I ask you, how many days have you ever been plugging away at the office when a British woman drops by with a sackful of scones? For me, the answer is precisely once: yesterday, when Linda Rivers, soon to open Holly Cottage Tearoom in Newnan, came by to say hello along with her lovely daughter Michelle -- and with a gift of some scones to test! (I ate one, shared some, and brought some home. Lucky me!)
Now I am such an anglophile I would pay simply to hear Linda speak for a while, but she immediately struck me as a gracious woman, very much a kindred spirit as far as taking tea (and a few other things), and I can already tell Newnan is going to be very blessed to have her in town. I learned an old church friend of hers is a friend of mine as well, and I was impressed when Linda spoke of having prayed over this business every step of the way. She also answered all my nosy questions without batting an eye (yes, colorful china; yes, she's going to have a cottage garden and a picket fence!). And can you believe she actually trained at the Atlanta branch of Le Cordon Bleu? I expected those scones to be terrific, and they were. You know how they say "we eat with our eyes first"? Well, my eyes were quite smitten with the appearance of these fluffy-looking scones. The consistency was so light and airy (even better than my own, which are pretty good if I do say so), and my husband and my friend Deberah liked the ones I shared with them as well. "That is GORGEOUS!" gushed Deberah when I offered her one of the scones.

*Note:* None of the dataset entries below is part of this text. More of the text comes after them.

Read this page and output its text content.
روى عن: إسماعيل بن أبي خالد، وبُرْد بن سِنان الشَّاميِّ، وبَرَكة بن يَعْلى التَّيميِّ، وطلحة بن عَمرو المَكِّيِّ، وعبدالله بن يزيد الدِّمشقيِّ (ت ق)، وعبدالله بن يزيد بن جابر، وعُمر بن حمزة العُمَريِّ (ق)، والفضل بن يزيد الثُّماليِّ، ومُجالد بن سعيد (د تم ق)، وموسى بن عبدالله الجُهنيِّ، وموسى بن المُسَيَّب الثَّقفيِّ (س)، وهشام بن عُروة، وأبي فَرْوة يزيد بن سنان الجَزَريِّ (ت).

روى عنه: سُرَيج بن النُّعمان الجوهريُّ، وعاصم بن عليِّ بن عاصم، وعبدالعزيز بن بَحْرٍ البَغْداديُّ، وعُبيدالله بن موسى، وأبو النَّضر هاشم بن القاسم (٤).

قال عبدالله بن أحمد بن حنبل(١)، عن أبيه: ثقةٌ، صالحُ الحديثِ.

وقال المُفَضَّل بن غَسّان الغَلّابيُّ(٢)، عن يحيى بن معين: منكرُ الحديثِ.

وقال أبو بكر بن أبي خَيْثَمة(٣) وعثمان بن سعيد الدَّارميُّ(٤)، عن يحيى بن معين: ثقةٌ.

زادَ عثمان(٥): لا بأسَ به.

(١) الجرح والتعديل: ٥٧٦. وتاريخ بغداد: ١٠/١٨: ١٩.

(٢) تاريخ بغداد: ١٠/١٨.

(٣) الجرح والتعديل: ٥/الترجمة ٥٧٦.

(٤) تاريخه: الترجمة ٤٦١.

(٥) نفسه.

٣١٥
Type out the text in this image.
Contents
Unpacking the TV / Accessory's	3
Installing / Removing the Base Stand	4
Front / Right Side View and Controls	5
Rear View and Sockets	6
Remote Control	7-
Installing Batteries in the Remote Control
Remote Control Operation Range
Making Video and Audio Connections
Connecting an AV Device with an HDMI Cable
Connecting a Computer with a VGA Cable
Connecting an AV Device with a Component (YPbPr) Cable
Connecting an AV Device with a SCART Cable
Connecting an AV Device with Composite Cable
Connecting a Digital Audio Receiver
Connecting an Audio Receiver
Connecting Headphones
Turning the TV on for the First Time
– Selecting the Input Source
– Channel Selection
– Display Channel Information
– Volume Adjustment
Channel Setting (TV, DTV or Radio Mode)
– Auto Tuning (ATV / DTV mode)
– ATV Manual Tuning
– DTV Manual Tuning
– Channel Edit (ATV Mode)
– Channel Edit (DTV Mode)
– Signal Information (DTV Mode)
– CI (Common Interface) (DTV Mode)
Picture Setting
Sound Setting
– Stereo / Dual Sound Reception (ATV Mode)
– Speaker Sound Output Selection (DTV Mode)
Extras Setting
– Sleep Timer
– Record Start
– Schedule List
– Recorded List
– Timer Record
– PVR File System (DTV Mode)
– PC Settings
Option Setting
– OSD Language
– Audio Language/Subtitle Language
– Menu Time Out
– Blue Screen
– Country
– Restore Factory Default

I asked for her to e-mail me her opinion, and here's what she said (and I concur): "The scone is really, really perfect, too! It is SO good. I couldn't wait and I can't praise it enough. It is almost kin to a very soft cookie. I think she might have added a very light sugar glaze which gave it just the right amount of sweetness without being too sweet. The currants were just the right size, not too big and not gooey. I can't see that there was anything to complain about and everything to praise. I really, really loved them! So often the scones we get here in tea rooms are really biscuits and these are just wonderful." (I think she liked them as much as I did, don't you!) When I got home I heated one of the scones in the toaster oven and spread it with raspberry jam, making an already delicious scone even more enjoyable. Now, if I can just survive the next two months until the new tearoom opens!